Article Reviews
Summaries and commentaries from the section editors and invited reviewers present a clinical context for practitioners' application of the latest published research relevant to the care of patients with pulmonary hypertension. In this issue Kelly Chin, MD,, discusses 2 recently published articles regarding medication and drug exposures in PH patients.
Montani D, Bergot E, Günther S, et al. Pulmonary arterial hypertension in patients treated by dasatinib. Circulation. 2012;125(17):2128–2137.
In this French pulmonary hypertension (PH) registry study,1 Montani and colleagues describe cases of dasatinib-associated PH among their cohort of patients. Patients were included in the study if they were diagnosed with catheterization-confirmed PH in the setting of either (or both) a diagnosis of chronic myeloid leukemia (CML) or treatment with dasatinib, imatinib, or nilotinib between 2006 and 2010. Nine PH patients met these criteria, all of whom had received long-term treatment with dasatinib over a median of 34 months (range 8–48 months); no patients receiving imatinib or nilotinib developed PH. Hemodynamics were consistent with precapillary PH (normal wedge pressure) with variable severity, including several patients who had evidence of right heart failure. No secondary causes of PH were identified, including left heart disease, lung disease, or chronic pulmonary embolism. Treatment included an endothelin-1 receptor antagonist in 2 patients and a calcium channel blocker in 1 patient who responded to a vasodilator challenge, and dasatinib was discontinued in all 9 cases. Some improvement in hemodynamics was seen in most patients, but none of those who underwent follow-up catheterization had normalized their pulmonary arterial pressures.
In the same paper but using a combined dataset, Montani and colleagues also estimated the PH incidence rate among dasatinib-exposed patients. In addition to their 9 cases, 5 cases of PH associated with dasatinib were reported to the French pharmacovigilance agency, resulting in a total of at least 13 cases of PH over the study period. This was out of 2900 patients receiving dasatinib during these years, resulting in an incident rate of 0.45% among exposed individuals. Based on this and other reports, the French, European, and US drug agencies have published a warning on the risk of PH in patients treated with dasatinib. These results suggest that dasatinib is capable of causing pulmonary arterial hypertension (PAH), at least in a subset of patients, and that increased awareness and close follow-up of exposed patients is indicated. Strengths of this study include the comprehensive clinical and hemodynamic evaluation, the long-term follow-up, and the use of multiple data sources to identify cases within France. Montani and colleagues also provide a nice overview of the tyrosine kinase inhibitors and their various kinase and nonkinase targets, including future targets that they suggest are worth exploring in PH.
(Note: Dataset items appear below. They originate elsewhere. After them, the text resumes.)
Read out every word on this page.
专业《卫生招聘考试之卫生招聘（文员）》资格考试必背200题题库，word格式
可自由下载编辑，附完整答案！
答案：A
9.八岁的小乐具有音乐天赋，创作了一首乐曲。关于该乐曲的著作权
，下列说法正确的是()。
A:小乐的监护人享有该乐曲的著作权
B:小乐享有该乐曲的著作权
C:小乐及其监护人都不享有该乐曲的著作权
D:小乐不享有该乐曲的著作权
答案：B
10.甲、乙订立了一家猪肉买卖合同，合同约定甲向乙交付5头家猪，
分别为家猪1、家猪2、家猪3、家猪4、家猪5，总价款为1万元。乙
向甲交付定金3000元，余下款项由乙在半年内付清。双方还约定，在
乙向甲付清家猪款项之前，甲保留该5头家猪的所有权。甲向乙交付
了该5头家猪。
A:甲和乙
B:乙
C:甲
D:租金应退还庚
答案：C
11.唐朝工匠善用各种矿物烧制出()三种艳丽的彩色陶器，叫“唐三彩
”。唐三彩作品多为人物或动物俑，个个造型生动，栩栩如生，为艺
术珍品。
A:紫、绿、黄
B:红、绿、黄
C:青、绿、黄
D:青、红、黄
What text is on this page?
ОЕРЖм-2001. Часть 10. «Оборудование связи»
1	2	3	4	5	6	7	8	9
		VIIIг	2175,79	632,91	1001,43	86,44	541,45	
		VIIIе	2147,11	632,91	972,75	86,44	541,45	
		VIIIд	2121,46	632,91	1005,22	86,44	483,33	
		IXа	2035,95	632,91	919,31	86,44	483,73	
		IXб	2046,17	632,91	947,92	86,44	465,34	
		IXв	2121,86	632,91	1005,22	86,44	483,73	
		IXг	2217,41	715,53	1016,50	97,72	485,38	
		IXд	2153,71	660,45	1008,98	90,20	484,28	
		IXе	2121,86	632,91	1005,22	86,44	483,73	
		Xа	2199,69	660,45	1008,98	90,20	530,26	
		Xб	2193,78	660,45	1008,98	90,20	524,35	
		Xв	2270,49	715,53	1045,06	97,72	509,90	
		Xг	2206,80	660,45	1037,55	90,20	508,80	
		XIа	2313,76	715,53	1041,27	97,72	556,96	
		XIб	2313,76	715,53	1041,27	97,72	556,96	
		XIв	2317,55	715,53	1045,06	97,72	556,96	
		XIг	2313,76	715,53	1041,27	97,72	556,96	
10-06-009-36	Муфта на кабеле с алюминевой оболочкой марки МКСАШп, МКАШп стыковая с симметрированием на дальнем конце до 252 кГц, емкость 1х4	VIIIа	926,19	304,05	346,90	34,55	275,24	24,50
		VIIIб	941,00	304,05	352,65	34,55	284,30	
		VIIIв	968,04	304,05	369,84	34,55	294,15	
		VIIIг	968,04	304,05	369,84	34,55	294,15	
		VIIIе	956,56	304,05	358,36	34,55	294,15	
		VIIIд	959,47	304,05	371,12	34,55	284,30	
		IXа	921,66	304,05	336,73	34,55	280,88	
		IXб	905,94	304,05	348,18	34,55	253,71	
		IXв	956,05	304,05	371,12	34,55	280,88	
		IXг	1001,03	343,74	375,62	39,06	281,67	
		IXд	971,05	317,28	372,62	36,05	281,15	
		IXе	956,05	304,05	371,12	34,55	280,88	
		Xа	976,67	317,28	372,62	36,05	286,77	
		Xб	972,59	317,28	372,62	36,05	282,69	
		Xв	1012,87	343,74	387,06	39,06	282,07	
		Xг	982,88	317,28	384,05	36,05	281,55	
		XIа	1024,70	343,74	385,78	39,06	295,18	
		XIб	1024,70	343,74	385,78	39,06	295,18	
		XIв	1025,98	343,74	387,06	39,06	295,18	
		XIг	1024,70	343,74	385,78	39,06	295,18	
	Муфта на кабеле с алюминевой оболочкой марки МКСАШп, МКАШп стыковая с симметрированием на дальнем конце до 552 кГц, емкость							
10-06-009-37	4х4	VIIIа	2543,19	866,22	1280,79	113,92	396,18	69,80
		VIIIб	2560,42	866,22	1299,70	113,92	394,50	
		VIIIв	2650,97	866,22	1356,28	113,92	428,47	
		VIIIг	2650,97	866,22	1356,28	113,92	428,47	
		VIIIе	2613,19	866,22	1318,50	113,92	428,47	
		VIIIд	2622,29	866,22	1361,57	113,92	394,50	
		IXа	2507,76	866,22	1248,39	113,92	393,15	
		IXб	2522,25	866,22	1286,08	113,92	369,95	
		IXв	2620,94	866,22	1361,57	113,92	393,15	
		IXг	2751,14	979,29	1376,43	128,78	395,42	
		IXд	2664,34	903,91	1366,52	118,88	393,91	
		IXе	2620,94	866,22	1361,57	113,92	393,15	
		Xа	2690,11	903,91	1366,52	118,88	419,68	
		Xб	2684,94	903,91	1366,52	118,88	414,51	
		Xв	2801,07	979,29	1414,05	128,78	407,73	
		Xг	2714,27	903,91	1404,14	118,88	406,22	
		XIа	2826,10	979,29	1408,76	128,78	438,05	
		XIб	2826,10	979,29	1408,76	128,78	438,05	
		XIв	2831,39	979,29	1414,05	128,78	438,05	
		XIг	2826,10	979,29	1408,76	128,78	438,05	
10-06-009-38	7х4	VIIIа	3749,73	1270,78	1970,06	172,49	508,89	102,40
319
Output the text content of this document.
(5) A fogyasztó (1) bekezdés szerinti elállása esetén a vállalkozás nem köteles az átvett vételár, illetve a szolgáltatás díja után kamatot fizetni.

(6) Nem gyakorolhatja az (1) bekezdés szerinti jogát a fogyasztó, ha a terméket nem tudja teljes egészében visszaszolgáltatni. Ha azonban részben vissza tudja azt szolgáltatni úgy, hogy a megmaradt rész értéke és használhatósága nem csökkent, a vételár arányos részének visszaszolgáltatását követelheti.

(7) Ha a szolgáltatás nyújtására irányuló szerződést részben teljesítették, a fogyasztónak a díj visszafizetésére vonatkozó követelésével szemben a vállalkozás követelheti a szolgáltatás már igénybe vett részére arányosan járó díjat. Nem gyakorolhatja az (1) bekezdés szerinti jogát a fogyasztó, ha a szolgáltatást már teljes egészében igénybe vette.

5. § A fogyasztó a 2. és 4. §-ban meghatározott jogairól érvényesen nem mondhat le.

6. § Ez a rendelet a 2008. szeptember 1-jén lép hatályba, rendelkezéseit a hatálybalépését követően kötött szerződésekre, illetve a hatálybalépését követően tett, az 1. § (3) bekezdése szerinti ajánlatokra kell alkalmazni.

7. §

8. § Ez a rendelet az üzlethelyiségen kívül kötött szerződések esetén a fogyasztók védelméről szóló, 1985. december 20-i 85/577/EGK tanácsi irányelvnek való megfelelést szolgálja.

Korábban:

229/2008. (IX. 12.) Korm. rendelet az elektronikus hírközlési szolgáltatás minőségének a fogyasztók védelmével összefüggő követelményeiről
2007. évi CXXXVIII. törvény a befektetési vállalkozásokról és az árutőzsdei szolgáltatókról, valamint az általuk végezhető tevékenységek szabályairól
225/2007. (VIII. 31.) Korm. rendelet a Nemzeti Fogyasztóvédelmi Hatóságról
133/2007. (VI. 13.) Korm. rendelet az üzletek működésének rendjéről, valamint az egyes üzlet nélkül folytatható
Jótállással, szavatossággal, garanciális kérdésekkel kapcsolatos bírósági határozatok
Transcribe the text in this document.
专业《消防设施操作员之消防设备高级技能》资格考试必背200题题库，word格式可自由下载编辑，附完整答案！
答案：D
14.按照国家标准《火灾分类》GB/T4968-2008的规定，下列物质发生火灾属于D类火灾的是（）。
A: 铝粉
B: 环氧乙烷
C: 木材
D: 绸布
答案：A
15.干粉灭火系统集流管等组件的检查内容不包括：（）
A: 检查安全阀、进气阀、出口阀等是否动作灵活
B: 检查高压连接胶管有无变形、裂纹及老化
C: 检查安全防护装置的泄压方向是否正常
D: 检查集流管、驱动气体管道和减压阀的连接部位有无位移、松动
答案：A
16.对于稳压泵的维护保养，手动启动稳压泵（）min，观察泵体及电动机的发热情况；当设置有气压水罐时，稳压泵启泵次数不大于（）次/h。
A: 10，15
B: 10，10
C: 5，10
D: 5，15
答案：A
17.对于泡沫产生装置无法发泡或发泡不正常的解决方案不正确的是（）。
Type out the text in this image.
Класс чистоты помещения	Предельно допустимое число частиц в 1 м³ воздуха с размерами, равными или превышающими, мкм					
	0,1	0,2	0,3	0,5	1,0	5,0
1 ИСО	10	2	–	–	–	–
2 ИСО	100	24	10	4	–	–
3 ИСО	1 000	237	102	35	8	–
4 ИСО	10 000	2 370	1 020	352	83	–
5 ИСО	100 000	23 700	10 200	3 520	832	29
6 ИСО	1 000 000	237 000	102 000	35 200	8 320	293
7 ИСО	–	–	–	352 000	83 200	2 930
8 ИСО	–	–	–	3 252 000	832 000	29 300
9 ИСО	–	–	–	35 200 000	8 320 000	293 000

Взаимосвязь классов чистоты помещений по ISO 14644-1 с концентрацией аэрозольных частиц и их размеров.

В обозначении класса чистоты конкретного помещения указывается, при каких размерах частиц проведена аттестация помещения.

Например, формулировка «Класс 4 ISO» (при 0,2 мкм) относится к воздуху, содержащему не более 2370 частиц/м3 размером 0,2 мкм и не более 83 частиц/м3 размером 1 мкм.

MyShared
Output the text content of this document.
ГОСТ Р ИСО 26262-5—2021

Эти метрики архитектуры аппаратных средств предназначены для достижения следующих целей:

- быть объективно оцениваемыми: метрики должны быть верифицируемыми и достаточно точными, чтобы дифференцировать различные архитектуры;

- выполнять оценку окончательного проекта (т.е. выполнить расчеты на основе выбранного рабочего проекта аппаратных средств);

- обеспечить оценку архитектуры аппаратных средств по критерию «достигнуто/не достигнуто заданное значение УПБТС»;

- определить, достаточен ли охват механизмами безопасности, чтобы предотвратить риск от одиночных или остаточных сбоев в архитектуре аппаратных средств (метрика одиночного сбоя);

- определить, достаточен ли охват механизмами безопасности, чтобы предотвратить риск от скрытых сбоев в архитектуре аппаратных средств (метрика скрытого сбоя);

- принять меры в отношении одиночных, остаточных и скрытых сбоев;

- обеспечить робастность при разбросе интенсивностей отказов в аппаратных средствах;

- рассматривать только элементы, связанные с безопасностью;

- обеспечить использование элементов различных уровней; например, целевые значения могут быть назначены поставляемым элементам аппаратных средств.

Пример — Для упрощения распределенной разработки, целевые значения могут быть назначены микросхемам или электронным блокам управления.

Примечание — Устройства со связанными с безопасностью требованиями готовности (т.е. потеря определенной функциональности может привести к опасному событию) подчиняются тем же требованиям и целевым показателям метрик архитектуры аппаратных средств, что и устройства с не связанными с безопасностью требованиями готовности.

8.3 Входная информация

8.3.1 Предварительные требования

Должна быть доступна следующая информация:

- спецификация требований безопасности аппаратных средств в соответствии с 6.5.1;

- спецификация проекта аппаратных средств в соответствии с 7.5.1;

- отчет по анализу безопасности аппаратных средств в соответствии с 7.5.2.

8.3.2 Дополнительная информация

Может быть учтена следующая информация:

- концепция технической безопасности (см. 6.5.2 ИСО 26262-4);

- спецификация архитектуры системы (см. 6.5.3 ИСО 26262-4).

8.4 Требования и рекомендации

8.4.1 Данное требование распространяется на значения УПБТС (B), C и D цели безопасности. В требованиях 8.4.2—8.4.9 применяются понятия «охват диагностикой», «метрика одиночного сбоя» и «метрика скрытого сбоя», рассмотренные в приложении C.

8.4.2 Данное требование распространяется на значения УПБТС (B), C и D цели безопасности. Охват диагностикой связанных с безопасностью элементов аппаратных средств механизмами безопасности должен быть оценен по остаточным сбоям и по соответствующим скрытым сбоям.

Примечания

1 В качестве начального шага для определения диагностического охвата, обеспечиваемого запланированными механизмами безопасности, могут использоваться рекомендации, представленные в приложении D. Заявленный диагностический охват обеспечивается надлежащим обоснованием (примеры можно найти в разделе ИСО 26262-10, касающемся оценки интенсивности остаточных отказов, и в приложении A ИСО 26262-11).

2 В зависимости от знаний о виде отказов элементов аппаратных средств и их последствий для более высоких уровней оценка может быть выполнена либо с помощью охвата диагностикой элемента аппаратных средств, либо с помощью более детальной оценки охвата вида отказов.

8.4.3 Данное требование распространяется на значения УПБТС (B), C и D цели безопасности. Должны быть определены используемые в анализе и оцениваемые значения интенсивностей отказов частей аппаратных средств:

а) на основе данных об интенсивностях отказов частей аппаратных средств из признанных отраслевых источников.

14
Karch SB, Mari F, Bartolini V, Bertol E. Aminorex poisoning in cocaine abusers. Int J Cardiol. 2012;158(3):344–346.
Cocaine has been suspected of causing PAH, based on case reports and on inconclusive results from diet-pill and other case-control studies.2–4 However, the mechanism through which this could occur has not been definitively determined, particularly because cocaine, as a monoamine reuptake inhibitor, is different mechanistically from the diet pills and other stimulants that have been associated with PAH.5 In this review article by Karch and colleagues,6 an alternative potential link between cocaine and PAH is described, based on recent work from their own laboratory. They propose that cocaine could be associated with PAH because it is often adulterated with levamisole, a drug whose metabolites include aminorex. Aminorex was associated with an epidemic of PH in Europe in the 1960s.
This unexpected metabolite was first identified after several dozen racehorses tested positive for aminorex, a banned stimulant in racing, and it was ultimately linked to the use of levamisole as an anthelminthic.7 Follow-up studies confirmed that levamisole could be converted to aminorex in both horses and humans.89 In their own recent work, Karch and colleagues report identifying levamisole and aminorex in over half of all cocaine-positive urine samples (62 of 154). Levamisole has also been identified in a majority of cocaine seized in the United States in recent years, and in many samples of cocaine in other countries. As a result, these authors raise a very valid concern: could aminorex exposure from cocaine lead to PAH?
They conclude their review by stating that: “The key issue to be addressed now is not whether humans convert levamisole to aminorex (we know they can), or whether aminorex can cause [PAH] (it does). The question that urgently requires answering is whether chronic users of levamisole-tainted cocaine actually convert enough levamisole into aminorex to cause [PAH]”. This does appear to be the key question, but unfortunately, it is not one that is going to be easy to answer, both because it is not clear what minimum levels of aminorex exposure might be required to cause PAH, and because of the widely varying dose and composition of drugs taken illicitly.
In summary, these 2 articles suggest that medication and drug exposures in PH patients are not just concerns of a prior era, but should remain a focus of both clinical assessment and future research in PH.